NSF awards $20 million for five-year research project

July 17, 2012

Marmian Grimes

Marmian Grimes
907-474-7902
7/17/12
A new $20 million National Science Foundation grant to the University of Alaska Fairbanks will support interdisciplinary research throughout the state of Alaska.

The award to the Alaska Experimental Program to Stimulate Competitive Research, which is housed at UAF, will support a five-year research project, Alaska Adapting to Changing Environments or Alaska ACE.

The project will conduct biological, physical and social research into Alaska communities’ adaptive capacity: the mechanisms that enable communities to effectively respond to environmental and social changes.

“Alaska is made up of a diverse array of social and ecological systems that are undergoing dramatic environmental change,” said UAF anthropology professor Peter Schweitzer, the principal investigator of the award. “Alaska is the ideal place to study the ways different types of communities adapt to these changes.”

The project will involve 19 core university researchers and will hire eight more. More than 20 additional researchers will participate in the project in some way. Researchers come from a variety of physical, biological and social science disciplines.

The university is a national leader in developing the tools and methods need to understand and inform adaption, said Lilian Alessa, a University of Alaska Anchorage biology professor who is serving as a co-principal investigator of the project. “Alaska ACE will continue to set the trend by advancing our knowledge of social dynamics in changing environments, as well as help provide decision support for Alaska’s sustainable future.”

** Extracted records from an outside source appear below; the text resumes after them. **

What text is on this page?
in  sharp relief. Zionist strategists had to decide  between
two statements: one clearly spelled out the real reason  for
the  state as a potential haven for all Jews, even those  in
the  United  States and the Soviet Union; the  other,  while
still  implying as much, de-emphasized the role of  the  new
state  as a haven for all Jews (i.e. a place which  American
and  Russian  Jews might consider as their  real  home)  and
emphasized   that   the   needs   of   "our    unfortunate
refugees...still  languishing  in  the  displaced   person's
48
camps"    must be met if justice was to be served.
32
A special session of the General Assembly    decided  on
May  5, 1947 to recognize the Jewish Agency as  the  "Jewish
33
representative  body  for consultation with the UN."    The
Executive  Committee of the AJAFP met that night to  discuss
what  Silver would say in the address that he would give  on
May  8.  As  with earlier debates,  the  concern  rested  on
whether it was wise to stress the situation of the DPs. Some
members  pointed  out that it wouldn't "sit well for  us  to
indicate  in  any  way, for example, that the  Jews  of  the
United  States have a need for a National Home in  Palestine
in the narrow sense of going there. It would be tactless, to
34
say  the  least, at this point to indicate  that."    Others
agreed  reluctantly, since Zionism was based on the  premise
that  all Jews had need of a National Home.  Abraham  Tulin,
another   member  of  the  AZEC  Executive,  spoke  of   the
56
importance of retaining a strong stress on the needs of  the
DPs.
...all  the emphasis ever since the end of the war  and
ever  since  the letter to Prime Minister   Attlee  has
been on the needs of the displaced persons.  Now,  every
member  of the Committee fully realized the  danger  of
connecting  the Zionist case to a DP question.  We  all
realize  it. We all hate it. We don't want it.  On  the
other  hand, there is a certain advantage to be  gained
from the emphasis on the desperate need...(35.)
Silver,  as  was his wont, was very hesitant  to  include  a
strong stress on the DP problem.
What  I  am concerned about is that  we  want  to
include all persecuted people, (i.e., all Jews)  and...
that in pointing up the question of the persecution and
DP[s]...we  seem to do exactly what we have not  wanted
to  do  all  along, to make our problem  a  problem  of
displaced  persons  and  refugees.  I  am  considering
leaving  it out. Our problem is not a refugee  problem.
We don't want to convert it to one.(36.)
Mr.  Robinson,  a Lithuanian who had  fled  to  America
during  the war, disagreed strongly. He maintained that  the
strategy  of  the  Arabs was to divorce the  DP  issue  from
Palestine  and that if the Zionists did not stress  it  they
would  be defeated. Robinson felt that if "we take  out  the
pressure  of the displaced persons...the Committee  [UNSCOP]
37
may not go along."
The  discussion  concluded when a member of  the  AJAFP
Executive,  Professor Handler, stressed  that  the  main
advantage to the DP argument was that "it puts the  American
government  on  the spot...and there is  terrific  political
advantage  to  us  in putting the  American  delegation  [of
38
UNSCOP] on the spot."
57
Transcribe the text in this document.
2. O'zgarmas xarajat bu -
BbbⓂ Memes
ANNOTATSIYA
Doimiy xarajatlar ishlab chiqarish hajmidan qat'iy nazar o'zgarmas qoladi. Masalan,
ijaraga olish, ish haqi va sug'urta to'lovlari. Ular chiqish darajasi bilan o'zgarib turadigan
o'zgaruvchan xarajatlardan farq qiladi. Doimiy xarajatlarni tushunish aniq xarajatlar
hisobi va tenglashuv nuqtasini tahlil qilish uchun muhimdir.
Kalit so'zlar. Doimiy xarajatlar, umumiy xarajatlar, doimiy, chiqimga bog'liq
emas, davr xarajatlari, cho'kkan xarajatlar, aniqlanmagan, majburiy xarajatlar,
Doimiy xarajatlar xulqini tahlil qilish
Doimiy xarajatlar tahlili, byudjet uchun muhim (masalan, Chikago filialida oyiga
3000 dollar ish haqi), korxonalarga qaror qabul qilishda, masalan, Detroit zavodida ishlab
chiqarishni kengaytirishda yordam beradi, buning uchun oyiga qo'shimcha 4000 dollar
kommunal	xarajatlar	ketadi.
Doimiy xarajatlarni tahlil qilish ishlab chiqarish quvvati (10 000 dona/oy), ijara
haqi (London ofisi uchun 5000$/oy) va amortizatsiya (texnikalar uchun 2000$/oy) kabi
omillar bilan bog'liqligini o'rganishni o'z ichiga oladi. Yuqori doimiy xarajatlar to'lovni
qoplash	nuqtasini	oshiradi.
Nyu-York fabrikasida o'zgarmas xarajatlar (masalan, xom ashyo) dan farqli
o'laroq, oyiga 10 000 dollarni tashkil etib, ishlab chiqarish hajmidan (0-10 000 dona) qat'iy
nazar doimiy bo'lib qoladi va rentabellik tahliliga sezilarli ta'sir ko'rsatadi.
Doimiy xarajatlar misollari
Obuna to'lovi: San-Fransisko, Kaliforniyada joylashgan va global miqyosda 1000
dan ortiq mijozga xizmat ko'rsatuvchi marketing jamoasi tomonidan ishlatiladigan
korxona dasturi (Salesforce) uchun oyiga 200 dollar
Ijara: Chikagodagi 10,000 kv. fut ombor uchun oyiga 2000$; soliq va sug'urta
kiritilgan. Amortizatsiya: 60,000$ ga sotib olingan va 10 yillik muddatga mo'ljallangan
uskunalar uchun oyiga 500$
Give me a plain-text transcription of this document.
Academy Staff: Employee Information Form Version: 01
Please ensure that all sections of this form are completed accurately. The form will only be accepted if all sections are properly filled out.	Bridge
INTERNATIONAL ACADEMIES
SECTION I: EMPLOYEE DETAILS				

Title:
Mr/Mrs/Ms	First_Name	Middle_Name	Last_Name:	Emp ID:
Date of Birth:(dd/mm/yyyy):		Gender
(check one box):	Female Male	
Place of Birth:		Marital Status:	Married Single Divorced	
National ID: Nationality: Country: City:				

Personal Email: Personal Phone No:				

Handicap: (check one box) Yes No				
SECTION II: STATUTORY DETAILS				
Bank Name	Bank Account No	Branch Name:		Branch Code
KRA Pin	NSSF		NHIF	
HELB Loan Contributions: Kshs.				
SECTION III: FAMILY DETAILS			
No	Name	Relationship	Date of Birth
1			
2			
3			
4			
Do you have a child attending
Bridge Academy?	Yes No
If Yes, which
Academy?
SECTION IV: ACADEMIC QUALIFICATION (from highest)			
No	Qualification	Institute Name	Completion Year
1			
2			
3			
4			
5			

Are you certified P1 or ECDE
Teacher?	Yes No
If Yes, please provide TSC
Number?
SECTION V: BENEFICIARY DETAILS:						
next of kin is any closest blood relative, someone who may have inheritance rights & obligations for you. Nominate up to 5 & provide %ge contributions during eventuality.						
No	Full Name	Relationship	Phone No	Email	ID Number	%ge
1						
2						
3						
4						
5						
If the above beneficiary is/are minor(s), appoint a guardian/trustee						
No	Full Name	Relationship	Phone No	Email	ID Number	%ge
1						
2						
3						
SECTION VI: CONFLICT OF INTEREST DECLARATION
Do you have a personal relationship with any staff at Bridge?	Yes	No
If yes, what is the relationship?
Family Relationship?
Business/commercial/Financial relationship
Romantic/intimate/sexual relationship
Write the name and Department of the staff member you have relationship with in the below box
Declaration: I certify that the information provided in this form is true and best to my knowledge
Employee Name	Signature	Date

Alaska ACE research will be organized around three regional test cases: the Southcentral Alaska test case will examine the effects of land cover and precipitation changes on fisheries and tourism in the Kenai River watershed. The Northern Alaska case will study how permafrost thaw and land cover change affect subsistence resources around four Interior and arctic villages. The Southeast Alaska test case will focus on changes to ecosystem services brought on by glacial recession near the Juneau area.

“The test cases strive to build UA’s research capacity to address multifaceted issues and signify a better balance in its approach to integrating research efforts,” said Sanjay Pyare, an associate professor of geography at the University of Alaska Southeast and the other co-principal investigator. “Rather than organize these cases along disciplinary lines, each case is rooted in geographically relevant social-ecological phenomena.”

A statewide working group will use the results from the test cases to answer larger scientific questions about adaptation and to create tools for land and resource managers. In addition to these research efforts, a significant portion of the funding will go toward education, outreach and diversity efforts designed to better engage the public in science.

UAF Vice Chancellor for Research Mark Myers and Alessa will serve as co-directors of the project, while Pips Veazey of UAF will serve as project administrator.

The award comes through the NSF’s EPSCoR program, which was established by Congress to distribute research awards to areas of the country that have traditionally received smaller amounts of federal research funding. Thirty-one states and territories now receive or are eligible for EPSCoR funds.